As requested by @ellenetten. It was my first time writing a play AND directing a play. I have no experience doing one without the other, so I'll talk about all of it. Also, this seems so technical and like I'm some expert! There are actual experts on ListApp. This is just my experience.
  1. Trust your actors. I worked with the same ten actors for about six years. I know exactly how each of them likes to work. I was nervous about working with new actors and getting the best performances, but I trusted they knew what works best for them and followed their leads.
  2. Use the writer advantage. I changed lines on the spot if they weren't working. Didn't have to worry about anyone's ego except my own.
  3. Think of the script as a draft. Think of your director notes as drafts. It's a collaborative process once you cast actors. Be excited about your work evolving. Don't be precious about work you've already done. That being said...
  4. Don't assume the writing isn't working until you've seen it rehearsed at least twice. Actors need time to warm up. They could be the best actors in the world and not give you what you want in the first go. Don't assume you failed as a writer. Give it time to work.
  5. Respect the other departments and listen to their ideas. I figured out a key aspect of a main character during a discussion with our customer designer. At one point, I disagreed with our set designer, but politely explained myself and she came back with something even better.
  6. Pay attention to casting. I spent a lot of time choosing the right people for my show, but it was worth it (look how cute they are!) Once the actors are cast, they're the ones onstage and the play is in their hands.
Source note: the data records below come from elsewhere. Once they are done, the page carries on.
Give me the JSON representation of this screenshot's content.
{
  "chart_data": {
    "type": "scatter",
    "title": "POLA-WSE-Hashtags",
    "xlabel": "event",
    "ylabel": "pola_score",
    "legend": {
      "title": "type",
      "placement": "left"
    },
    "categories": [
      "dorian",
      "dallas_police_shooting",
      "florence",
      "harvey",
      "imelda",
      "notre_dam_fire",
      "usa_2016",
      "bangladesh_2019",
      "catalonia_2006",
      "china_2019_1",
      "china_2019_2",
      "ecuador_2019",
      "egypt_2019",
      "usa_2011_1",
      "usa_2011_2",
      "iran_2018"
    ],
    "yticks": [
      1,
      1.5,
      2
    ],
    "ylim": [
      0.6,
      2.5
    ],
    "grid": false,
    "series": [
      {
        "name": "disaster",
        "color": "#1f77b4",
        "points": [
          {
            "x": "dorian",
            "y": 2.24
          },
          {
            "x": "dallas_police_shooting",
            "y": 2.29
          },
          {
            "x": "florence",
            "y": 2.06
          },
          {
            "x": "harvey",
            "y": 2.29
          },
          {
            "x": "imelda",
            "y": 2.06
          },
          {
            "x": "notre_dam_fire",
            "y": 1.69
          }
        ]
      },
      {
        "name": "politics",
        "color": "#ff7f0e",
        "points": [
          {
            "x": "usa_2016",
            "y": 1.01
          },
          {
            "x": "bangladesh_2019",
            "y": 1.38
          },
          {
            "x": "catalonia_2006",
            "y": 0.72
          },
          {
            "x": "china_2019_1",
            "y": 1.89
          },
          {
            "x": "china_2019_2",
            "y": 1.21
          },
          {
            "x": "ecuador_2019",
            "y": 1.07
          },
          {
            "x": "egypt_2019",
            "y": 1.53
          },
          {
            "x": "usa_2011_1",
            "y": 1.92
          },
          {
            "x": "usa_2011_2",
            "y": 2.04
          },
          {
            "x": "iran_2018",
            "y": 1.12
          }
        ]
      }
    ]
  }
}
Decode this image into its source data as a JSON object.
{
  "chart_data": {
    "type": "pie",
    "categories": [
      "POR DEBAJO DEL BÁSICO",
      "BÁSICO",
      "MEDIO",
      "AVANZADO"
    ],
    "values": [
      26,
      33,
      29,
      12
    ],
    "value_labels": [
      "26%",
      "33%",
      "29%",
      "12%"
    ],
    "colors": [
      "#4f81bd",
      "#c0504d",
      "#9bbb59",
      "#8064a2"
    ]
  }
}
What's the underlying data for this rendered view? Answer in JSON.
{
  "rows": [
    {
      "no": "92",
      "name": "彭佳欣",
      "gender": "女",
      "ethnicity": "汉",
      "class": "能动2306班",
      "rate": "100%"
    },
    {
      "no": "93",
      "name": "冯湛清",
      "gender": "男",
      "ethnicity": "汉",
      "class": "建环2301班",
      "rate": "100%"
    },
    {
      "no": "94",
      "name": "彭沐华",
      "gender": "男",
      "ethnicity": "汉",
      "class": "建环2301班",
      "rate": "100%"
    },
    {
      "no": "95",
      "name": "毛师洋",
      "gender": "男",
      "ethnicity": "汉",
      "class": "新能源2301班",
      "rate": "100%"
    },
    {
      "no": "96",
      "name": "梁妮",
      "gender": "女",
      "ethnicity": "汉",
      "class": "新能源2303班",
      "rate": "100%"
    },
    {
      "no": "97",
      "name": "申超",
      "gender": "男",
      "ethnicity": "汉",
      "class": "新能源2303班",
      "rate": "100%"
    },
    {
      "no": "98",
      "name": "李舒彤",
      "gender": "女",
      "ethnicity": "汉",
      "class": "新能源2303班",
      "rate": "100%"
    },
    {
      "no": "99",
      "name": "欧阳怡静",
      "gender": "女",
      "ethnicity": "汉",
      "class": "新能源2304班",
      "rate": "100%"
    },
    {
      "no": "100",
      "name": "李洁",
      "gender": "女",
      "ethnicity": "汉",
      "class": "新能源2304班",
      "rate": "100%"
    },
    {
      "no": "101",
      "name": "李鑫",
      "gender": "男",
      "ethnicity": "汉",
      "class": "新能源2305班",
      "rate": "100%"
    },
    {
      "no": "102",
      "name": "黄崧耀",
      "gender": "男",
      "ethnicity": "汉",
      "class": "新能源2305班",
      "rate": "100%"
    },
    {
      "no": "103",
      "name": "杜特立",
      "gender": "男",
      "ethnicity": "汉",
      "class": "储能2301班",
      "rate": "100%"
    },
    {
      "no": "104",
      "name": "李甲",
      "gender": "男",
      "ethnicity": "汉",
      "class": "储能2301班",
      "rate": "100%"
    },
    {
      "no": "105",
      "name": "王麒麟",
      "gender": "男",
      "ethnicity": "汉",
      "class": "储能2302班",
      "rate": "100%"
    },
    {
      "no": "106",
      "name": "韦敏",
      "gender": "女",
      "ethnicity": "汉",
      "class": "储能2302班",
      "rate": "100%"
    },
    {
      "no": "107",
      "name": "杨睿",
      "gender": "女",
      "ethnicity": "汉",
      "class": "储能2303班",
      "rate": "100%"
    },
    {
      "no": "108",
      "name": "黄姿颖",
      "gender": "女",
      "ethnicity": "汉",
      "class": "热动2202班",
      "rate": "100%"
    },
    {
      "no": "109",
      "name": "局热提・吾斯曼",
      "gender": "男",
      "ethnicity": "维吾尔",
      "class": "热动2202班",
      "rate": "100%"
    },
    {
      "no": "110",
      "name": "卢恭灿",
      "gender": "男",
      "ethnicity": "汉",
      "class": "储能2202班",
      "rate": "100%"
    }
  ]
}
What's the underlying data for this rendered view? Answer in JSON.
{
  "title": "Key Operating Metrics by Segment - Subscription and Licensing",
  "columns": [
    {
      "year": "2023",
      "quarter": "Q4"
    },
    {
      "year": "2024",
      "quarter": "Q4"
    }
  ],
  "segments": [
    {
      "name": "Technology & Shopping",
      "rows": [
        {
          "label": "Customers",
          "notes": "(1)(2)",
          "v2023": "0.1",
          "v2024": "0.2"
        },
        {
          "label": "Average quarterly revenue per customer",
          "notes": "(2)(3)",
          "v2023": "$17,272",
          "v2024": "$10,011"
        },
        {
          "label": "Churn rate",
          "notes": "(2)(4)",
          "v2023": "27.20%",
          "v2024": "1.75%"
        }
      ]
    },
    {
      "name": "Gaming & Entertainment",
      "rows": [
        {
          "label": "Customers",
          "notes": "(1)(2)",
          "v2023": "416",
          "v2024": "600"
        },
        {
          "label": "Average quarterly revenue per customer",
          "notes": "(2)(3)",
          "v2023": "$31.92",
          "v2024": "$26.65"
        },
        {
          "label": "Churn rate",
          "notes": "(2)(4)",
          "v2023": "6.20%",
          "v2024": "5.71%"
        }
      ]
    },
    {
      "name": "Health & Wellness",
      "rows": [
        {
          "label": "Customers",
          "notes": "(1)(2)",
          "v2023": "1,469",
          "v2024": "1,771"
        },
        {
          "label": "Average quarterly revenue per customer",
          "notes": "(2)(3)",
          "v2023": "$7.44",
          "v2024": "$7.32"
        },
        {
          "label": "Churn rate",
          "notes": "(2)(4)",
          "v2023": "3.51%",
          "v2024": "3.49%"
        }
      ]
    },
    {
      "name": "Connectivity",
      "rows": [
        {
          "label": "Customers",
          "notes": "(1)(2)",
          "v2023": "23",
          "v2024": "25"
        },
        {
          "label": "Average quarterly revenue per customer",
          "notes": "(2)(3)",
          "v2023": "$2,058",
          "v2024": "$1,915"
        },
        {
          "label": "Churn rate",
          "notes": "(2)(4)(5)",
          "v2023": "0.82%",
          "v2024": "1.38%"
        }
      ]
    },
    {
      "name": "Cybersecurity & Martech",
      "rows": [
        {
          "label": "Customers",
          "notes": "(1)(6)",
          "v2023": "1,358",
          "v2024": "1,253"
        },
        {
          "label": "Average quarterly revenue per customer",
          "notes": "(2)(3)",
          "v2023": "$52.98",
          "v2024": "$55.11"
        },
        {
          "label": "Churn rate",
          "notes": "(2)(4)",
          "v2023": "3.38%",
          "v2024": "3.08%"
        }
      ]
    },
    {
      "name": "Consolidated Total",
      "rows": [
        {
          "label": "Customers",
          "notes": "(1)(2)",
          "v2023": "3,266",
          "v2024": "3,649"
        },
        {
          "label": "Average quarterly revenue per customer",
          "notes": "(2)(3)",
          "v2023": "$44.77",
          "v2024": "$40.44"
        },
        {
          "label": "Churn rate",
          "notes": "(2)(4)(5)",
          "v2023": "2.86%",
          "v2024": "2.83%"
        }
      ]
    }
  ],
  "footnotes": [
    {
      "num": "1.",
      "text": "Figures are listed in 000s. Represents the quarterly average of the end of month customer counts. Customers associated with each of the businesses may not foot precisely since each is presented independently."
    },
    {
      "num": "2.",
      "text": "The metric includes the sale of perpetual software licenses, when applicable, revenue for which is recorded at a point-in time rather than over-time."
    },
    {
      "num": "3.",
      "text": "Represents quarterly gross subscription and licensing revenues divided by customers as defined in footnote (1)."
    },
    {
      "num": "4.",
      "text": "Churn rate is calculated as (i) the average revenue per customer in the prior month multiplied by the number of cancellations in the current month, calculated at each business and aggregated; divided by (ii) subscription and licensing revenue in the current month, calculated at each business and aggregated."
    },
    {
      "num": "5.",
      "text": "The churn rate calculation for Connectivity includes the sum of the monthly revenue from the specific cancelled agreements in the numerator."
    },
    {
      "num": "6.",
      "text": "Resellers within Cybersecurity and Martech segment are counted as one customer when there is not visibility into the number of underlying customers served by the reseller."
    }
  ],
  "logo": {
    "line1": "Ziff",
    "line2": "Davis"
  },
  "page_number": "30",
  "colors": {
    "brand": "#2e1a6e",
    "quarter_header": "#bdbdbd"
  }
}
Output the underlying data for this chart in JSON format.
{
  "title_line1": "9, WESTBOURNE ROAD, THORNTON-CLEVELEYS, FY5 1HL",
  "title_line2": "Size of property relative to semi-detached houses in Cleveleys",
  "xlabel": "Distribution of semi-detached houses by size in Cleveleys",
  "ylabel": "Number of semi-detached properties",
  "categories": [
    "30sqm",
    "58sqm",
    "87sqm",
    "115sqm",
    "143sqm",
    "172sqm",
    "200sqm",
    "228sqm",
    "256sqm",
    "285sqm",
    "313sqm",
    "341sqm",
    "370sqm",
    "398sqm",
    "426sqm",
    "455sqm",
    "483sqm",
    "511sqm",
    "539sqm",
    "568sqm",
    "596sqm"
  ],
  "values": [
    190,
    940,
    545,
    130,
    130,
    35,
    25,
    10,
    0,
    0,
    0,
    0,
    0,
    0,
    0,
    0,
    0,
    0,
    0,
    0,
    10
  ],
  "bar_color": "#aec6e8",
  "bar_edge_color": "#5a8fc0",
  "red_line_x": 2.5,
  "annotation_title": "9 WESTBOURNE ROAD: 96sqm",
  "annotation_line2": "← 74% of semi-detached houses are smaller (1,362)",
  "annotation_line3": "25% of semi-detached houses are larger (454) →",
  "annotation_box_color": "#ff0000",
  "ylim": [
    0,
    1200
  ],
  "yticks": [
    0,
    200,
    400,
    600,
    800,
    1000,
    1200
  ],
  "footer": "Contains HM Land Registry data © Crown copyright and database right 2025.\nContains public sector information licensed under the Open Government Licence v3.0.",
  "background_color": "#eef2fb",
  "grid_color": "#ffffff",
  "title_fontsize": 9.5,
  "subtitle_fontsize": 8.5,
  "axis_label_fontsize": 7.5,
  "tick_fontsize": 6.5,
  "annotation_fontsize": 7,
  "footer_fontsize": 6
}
Casting is your last chance to control! I don't see directing as controlling.
  7. Walk through blocking with interns, friends, anyone other than actors. Give yourself a director rehearsal before bringing in actual cast. You'll be less nervous which will make cast less nervous.
  8. There's more risk because you can't blame anyone but yourself, but there's also more reward. And more flowers opening night!
  9. This list reads as boring and pompous, but I'm glad @ellenetten asked me to write it. Thanks!